Nie tylko futbol
Nie samą piłką człowiek żyje, tak w skrócie o tygodniowym zgrupowaniu naszych drugoligowych piłkarek w Kępnie.
Ale od razu i na wstępie wyjaśnijmy, wszelkie urozmaicenia czy odstępstwa od treningowej pracy dotyczyły wieczornych zajęć, po wcześniejszej, solidnej dawce futbolu. – Chodziło o uatrakcyjnienie obozowego programu i elementy pewnej zabawy – tłumaczy Tomasz Skowroński, opiekun biało-zielonych. – Stąd była okazja do typowo fitnessowych elementów, wzbogaconych tańcem zumba. Pograliśmy w koszykówkę i w siatkówkę, skorzystaliśmy także z bliskości tamtejszej pływalni.
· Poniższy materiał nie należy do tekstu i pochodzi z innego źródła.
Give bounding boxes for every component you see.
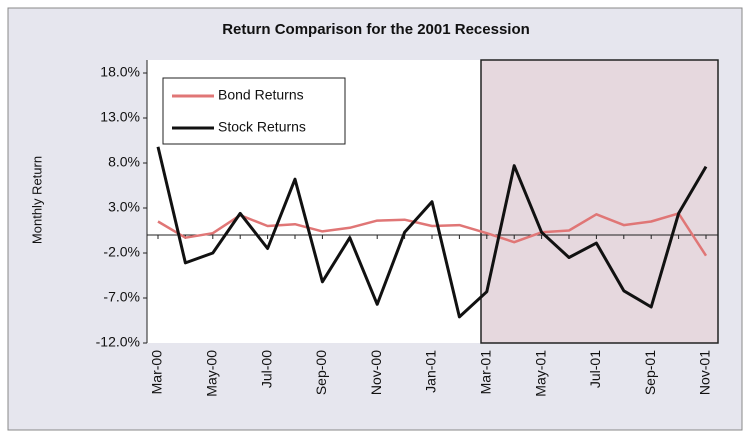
y-tick-label: 13.0% bbox=[100, 109, 140, 125]
y-tick-label: 3.0% bbox=[108, 199, 140, 215]
x-tick-label: Jul-01 bbox=[587, 350, 603, 388]
x-tick-label: Jan-01 bbox=[423, 350, 439, 393]
series-line bbox=[157, 212, 708, 257]
x-tick-label: Jul-00 bbox=[258, 350, 274, 388]
y-tick-label: -2.0% bbox=[103, 244, 140, 260]
legend-box bbox=[162, 77, 346, 145]
x-tick-label: May-01 bbox=[532, 350, 548, 397]
y-tick-label: -7.0% bbox=[103, 289, 140, 305]
x-tick-label: Sep-01 bbox=[642, 350, 658, 395]
x-tick-label: Mar-01 bbox=[478, 350, 494, 395]
x-tick-label: Nov-01 bbox=[697, 350, 713, 395]
y-tick-label: -12.0% bbox=[96, 334, 140, 350]
y-tick-label: 8.0% bbox=[108, 154, 140, 170]
legend-label: Bond Returns bbox=[218, 87, 304, 103]
y-tick-label: 18.0% bbox=[100, 64, 140, 80]
series-line bbox=[156, 146, 708, 319]
x-tick-label: May-00 bbox=[204, 350, 220, 397]
legend-label: Stock Returns bbox=[218, 119, 306, 135]
x-tick-label: Mar-00 bbox=[149, 350, 165, 395]
chart-title: Return Comparison for the 2001 Recession bbox=[222, 21, 530, 38]
x-tick-label: Nov-00 bbox=[368, 350, 384, 395]
x-tick-label: Sep-00 bbox=[313, 350, 329, 395]
y-axis-label: Monthly Return bbox=[29, 156, 44, 244]
recession-shading bbox=[480, 59, 719, 344]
Zawsze to coś innego niż wyłącznie gra w futbol, choć w ramach wieczornych treningów nie odmówiliśmy sobie również gry w futsal.
Najważniejszą częścią tygodniowego pobytu w Wielkopolsce były jednak stricte piłkarskie treningi. – Skupiliśmy się na solidnym wykonaniu naszej pracy, z czego jestem bardzo zadowolony – nie ukrywa trener "rekordzistek". – Dwa treningi dziennie na boisku, poprzedzone porannym rozruchem, to były nasze założenia, które w pełni zrealizowaliśmy. No i co równie istotne, każda z dwudziestu trenujących w Kępnie dziewcząt wróciła w sobotę do domu w pełni zdrowia, bo nie będę w tym miejscu wspominał o jakichś mikrourazach. „Na straży” ich dobrej dyspozycji stał nasz fizjoterapeuta, niezawodny Jacek Mojżesz – konkluduje T. Skowroński.
Z prozaicznych powodów – brak w okolicy Kępna klubów prowadzących kobiecą sekcją piłkarską – bielszczanki nie rozegrały na miejscu żadnego sparingu. Te braki "rekordzistki" uzupełnią już w najbliższym tygodniu. W środowe popołudnie nasz drugoligowy zespół zmierzy się na własnym boisku ze sztuczną trawą (g. 18:00) z I-ligowym LKS Goczałkowice-Zdrój . W sobotę o godzinie 13:00 bielszczanki podejmą na własnym obiekcie beniaminka II ligi – GKS Katowice.